Il test ergometrico, come tutti i test in medicina, e' molto lontano dalla perfezione, cioe' dalla capacita' di individuare correttamente tutti e soltanto i pazienti affetti da malattia.

Nel caso ideale di un test che sia capace di individuare tra 100 soggetti malati tutti i 100 pazienti, si parla di sensibilita' del 100%.
Nel caso di un test che dia risultato negativo (cioe' di non malattia) in 100 soggetti sani, si parla di specificita' del 100%. Un tale test in medicina non esiste.

Questo fatto espone ogni test al limite di non individuare tutti i soggetti affetti da una malattia (falsa negativita' del test) e di individuare come malati alcuni soggetti sani (falsa positivita' del test).
Per tale motivo e' necessario eseguire soltanto test realmente necessari per evitare il rischio di incorrere in questi errori intrinseci ad ogni valutazione medica.

Il test ergometrico quando viene utilizzato a scopi diagnostici per individuare malati affetti da cardiopatia ischemica (dolore al petto sospetto per ostruzione delle coronarie) ha una sensibilita' compresa tra il 65% ed il 75% a seconda della gravita' della cardiopatia in esame, ed una specificita' del 90%. Cio' vale a dire che il test risulta falsamente "normale" per 25-35 soggetti che in realta' sono affetti da ostruzioni importanti delle coronarie e falsamente positivo (cioe' anormale) per 10 soggetti sani.

Inoltre, la sensibilita' del test e' influenzata dalla frequenza della malattia nella popolazione in studio: se il test viene eseguito, ad esempio, in una popolazione di giovani donne sane, la probabilita' che una test positivo per ischemia miocardica sia reale e' estremamente bassa (inferiore al 30%) mentre e' molto elevata la probabilita' che il test sia un falso positivo (superiore al 90%).

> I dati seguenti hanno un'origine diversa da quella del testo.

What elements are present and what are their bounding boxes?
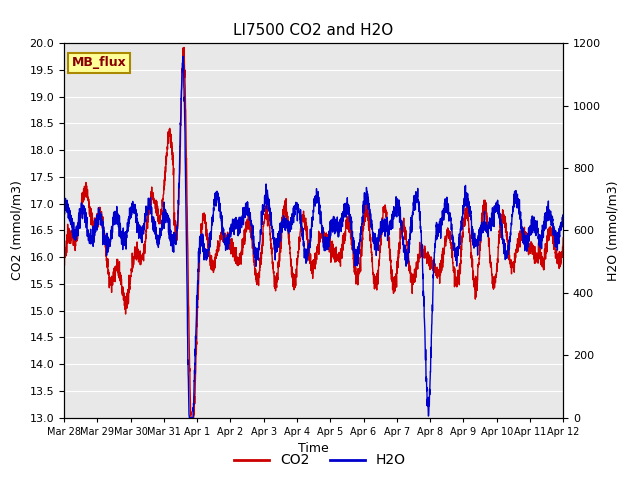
Legend: CO2, H2O: CO2, H2O (228, 448, 412, 473)
Y-axis label: CO2 (mmol/m3): CO2 (mmol/m3) (11, 180, 24, 280)
Text: MB_flux: MB_flux (72, 56, 126, 69)
Title: LI7500 CO2 and H2O: LI7500 CO2 and H2O (234, 23, 394, 38)
Y-axis label: H2O (mmol/m3): H2O (mmol/m3) (607, 180, 620, 281)
X-axis label: Time: Time (298, 442, 329, 455)
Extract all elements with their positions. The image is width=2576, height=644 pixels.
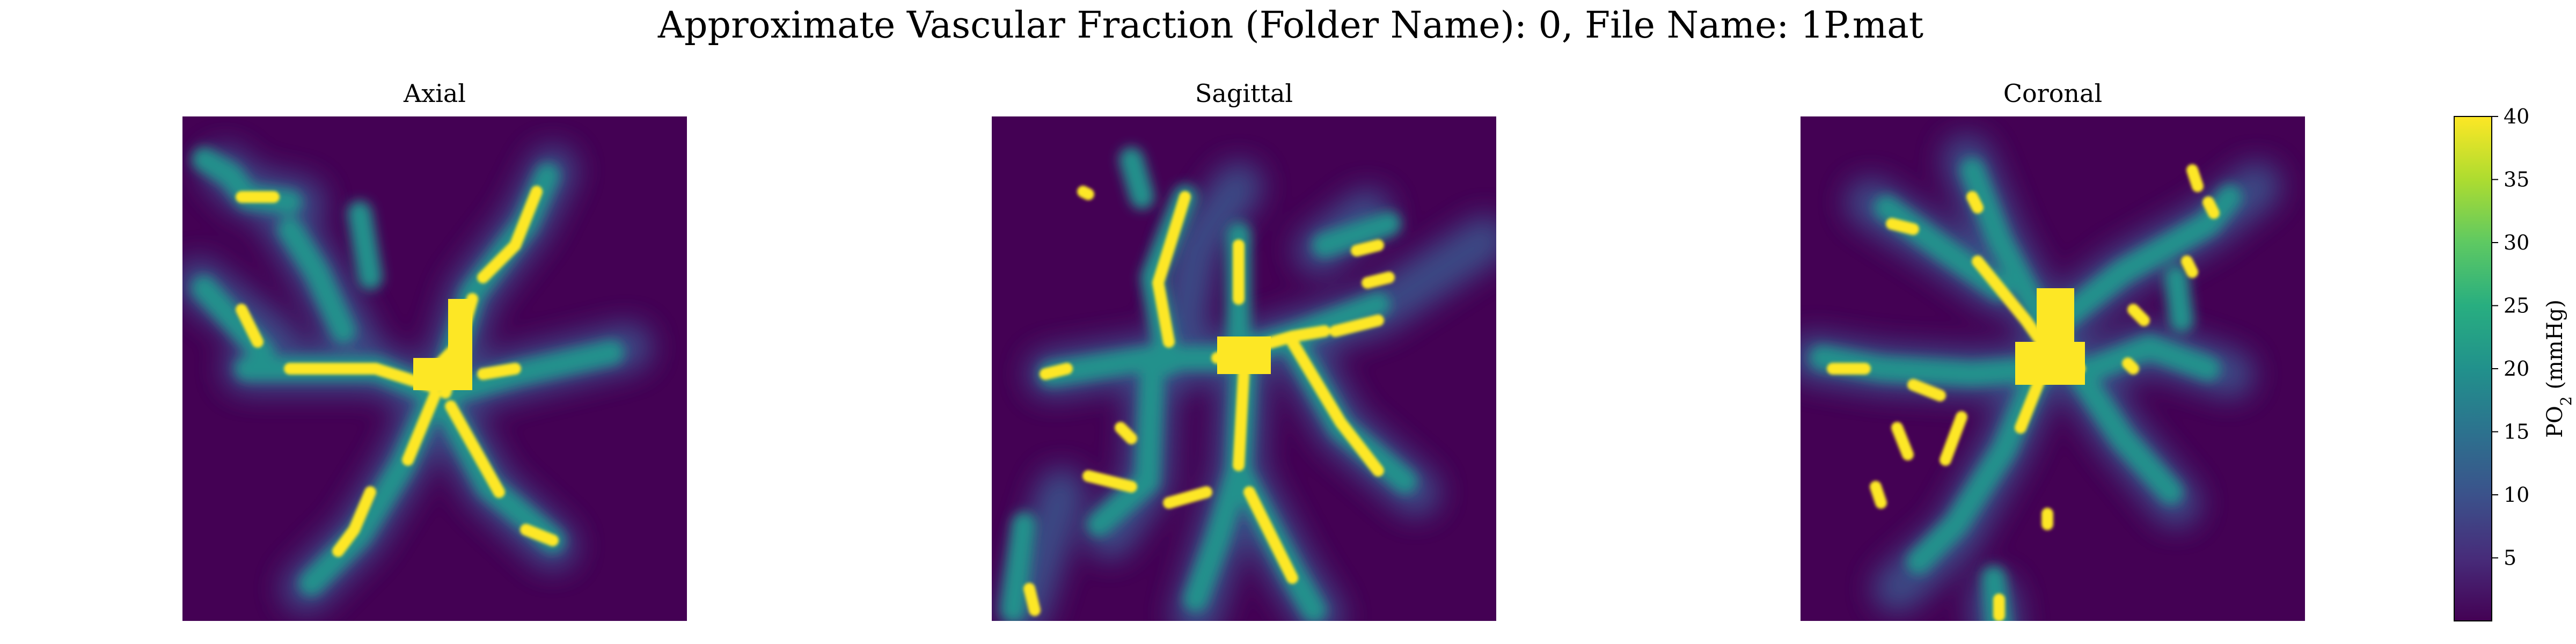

Al contrario, se viene sottoposta al test un gruppo di soggetti ad altissimo rischio per cardiopatia (maschi, fumatori, diabetici, con colesterolo elevato, ipertensione arteriosa, sovrappeso), la sensibilita' del test aumenta (cioe' il numero di soggetti correttamente individuati come malati), ma si riduce la specificita' (cioe' il numero di soggetti correttamente individuati come sani). In questo gruppo a rischio elevatissimo, il test ergometrico "normale" non deve lasciare tranquilli e puo' rappresentare un falso negativo.

Dunque, con buona pace dei cultori del check-up, il test ergometrico in assenza di un preciso sospetto diagnostico in un soggetto sano e' inutile e controindicato per il rischio di uno scorretto inquadramento clinico e l'avvio di costosi e inutili iter diagnostici o terapeutici.